Жил да был мир, и жил да был Марк. Вот он идет по бульвару Малерб. Безнадежно банальный, следовательно – единственный в своем роде. Он направляется на вечеринку года. Вы узнаете его? Ему больше нечем заняться. Его оптимизм возмутителен. (Даже легавые никогда не проверяют у него документов.) Он идет на праздник, не чувствуя ни малейших угрызений совести. “Праздник – это то, чего всегда ждешь”. (Ролан Барт. “Фрагменты одного объяснения в любви”.)

”Заткнись, дохлый миф! – брюзжит про себя Марронье. – Когда ждешь – кончаешь под грузовиком, развозящим белье из прачечной”.

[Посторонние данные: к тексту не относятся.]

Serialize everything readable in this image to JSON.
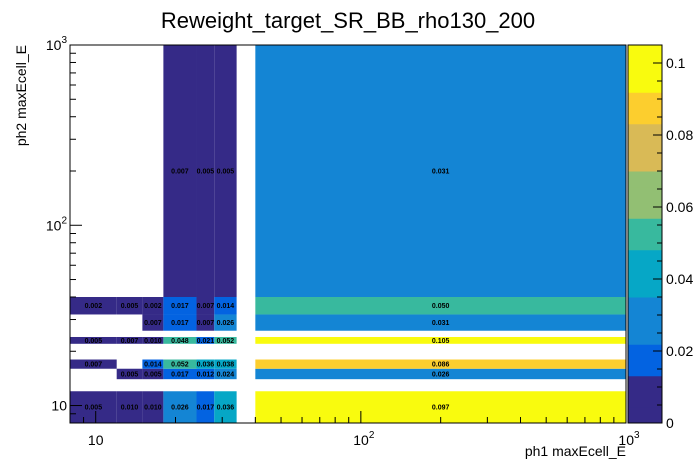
{
  "chart_data": {
    "type": "heatmap",
    "title": "Reweight_target_SR_BB_rho130_200",
    "xlabel": "ph1 maxEcell_E",
    "ylabel": "ph2 maxEcell_E",
    "xscale": "log",
    "yscale": "log",
    "xlim": [
      8,
      1000
    ],
    "ylim": [
      8,
      1000
    ],
    "x_ticks": [
      {
        "value": 10,
        "label": "10",
        "sup": ""
      },
      {
        "value": 100,
        "label": "10",
        "sup": "2"
      },
      {
        "value": 1000,
        "label": "10",
        "sup": "3"
      }
    ],
    "y_ticks": [
      {
        "value": 10,
        "label": "10",
        "sup": ""
      },
      {
        "value": 100,
        "label": "10",
        "sup": "2"
      },
      {
        "value": 1000,
        "label": "10",
        "sup": "3"
      }
    ],
    "x_edges": [
      8,
      12,
      15,
      18,
      24,
      28,
      34,
      40,
      1000
    ],
    "y_edges": [
      8,
      12,
      14,
      16,
      18,
      22,
      24,
      26,
      32,
      40,
      1000
    ],
    "values": [
      [
        0.005,
        0.01,
        0.01,
        0.026,
        0.017,
        0.036,
        0.097
      ],
      [
        null,
        0.005,
        0.005,
        0.017,
        0.012,
        0.024,
        0.026
      ],
      [
        0.007,
        null,
        0.014,
        0.052,
        0.036,
        0.038,
        0.086
      ],
      [
        0.005,
        0.007,
        0.01,
        0.048,
        0.021,
        0.052,
        0.105
      ],
      [
        null,
        null,
        0.007,
        0.017,
        0.007,
        0.026,
        0.031
      ],
      [
        0.002,
        0.005,
        0.002,
        0.017,
        0.007,
        0.014,
        0.05
      ],
      [
        null,
        null,
        null,
        0.007,
        0.005,
        0.005,
        0.031
      ]
    ],
    "row_bins": [
      0,
      2,
      3,
      5,
      7,
      8,
      9
    ],
    "col_bins": [
      0,
      1,
      2,
      3,
      4,
      5,
      7
    ],
    "labels": [
      [
        "0.005",
        "0.010",
        "0.010",
        "0.026",
        "0.017",
        "0.036",
        "0.097"
      ],
      [
        "",
        "0.005",
        "0.005",
        "0.017",
        "0.012",
        "0.024",
        "0.026"
      ],
      [
        "0.007",
        "",
        "0.014",
        "0.052",
        "0.036",
        "0.038",
        "0.086"
      ],
      [
        "0.005",
        "0.007",
        "0.010",
        "0.048",
        "0.021",
        "0.052",
        "0.105"
      ],
      [
        "",
        "",
        "0.007",
        "0.017",
        "0.007",
        "0.026",
        "0.031"
      ],
      [
        "0.002",
        "0.005",
        "0.002",
        "0.017",
        "0.007",
        "0.014",
        "0.050"
      ],
      [
        "",
        "",
        "",
        "0.007",
        "0.005",
        "0.005",
        "0.031"
      ]
    ],
    "colorbar": {
      "min": 0,
      "max": 0.105,
      "ticks": [
        {
          "value": 0,
          "label": "0"
        },
        {
          "value": 0.02,
          "label": "0.02"
        },
        {
          "value": 0.04,
          "label": "0.04"
        },
        {
          "value": 0.06,
          "label": "0.06"
        },
        {
          "value": 0.08,
          "label": "0.08"
        },
        {
          "value": 0.1,
          "label": "0.1"
        }
      ]
    },
    "palette": [
      "#352a87",
      "#0363e1",
      "#1485d4",
      "#06a7c6",
      "#38b99e",
      "#92bf73",
      "#d9ba56",
      "#fcce2e",
      "#f9fb0e"
    ]
  }
}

Пройдя по инерции еще несколько шагов, Марк спохватывается: “Да ладно, чего там, Барт прав, я только и делаю, что жду, и мне стыдно. В шестнадцать лет я мечтал покорить мир, стать рок-звездой, или знаменитым киноактером, или великим писателем, или Президентом республики, или – в крайнем случае – умереть молодым. Мне двадцать семь, а я уже перегорел: рок – слишком сложно, в кино не протыришься, все великие писатели мертвы, республика погрязла в коррупции, а со смертью мне теперь хочется встретиться как можно позднее”.

1

Жан-Жак Шуль (1941) – французский писатель, лауреат Гонкуровской премии. (Здесь и далее прим. перев.)

2

Доменик Ногез (1942) – французский писатель.

3

Персонаж известного комикса.

4

Пригород Парижа.

5

Фреголи Леопольдо (1867–1936) – знаменитый итальянский актер-трансформист.

6

Зелиг Леонард – американский авантюрист 20-х годов, выдававший себя за разных знаменитостей.

7

Тьерри Ле Люрон – французский комик-имперсонатор и шансонье.

8

Дельфин Сейриг (1932–1990) – французская актриса и кинорежиссер. Сейриг скончалась 15 октября, что позволяет точно датировать дальнейшие приключения Марка Марронье.

9

Диджей на миллион долларов (англ.).

10

Жорж Гетари (Ламброс Ворлу; 1915–1997) – французский шансонье египетского происхождения.

11

Арчи Шепп – известный американский джазовый саксофонист.

12

Кейт Мун (1947–1978) – ударник английской рок-группы “The Who”.

13

Сильви Вартан (1944) – известная французская эстрадная певица.

14

Джонни Роттен (Джон Лайдон; 1956) – вокалист английской панк-группы “Sex Pistols”.

15

Петула Кларк (1932) – английская поп-певица.

16

Не спи в метро, дорогой (англ.).

17

Ленни Кравитц (1964) – американский певец и композитор.

18

Модиано Патрик (1945) – французский писатель.

19

Перечисляются излюбленные места времяпрепровождения международной богемы, начиная с 20-х и кончая 90-ми годами прошлого века.

20

Я пою под дождем (англ.).

21

Лео Каракс – французский кинорежиссер.

22

Христо (Христо Жавачев; 1935) – болгарский художник-концептуалист.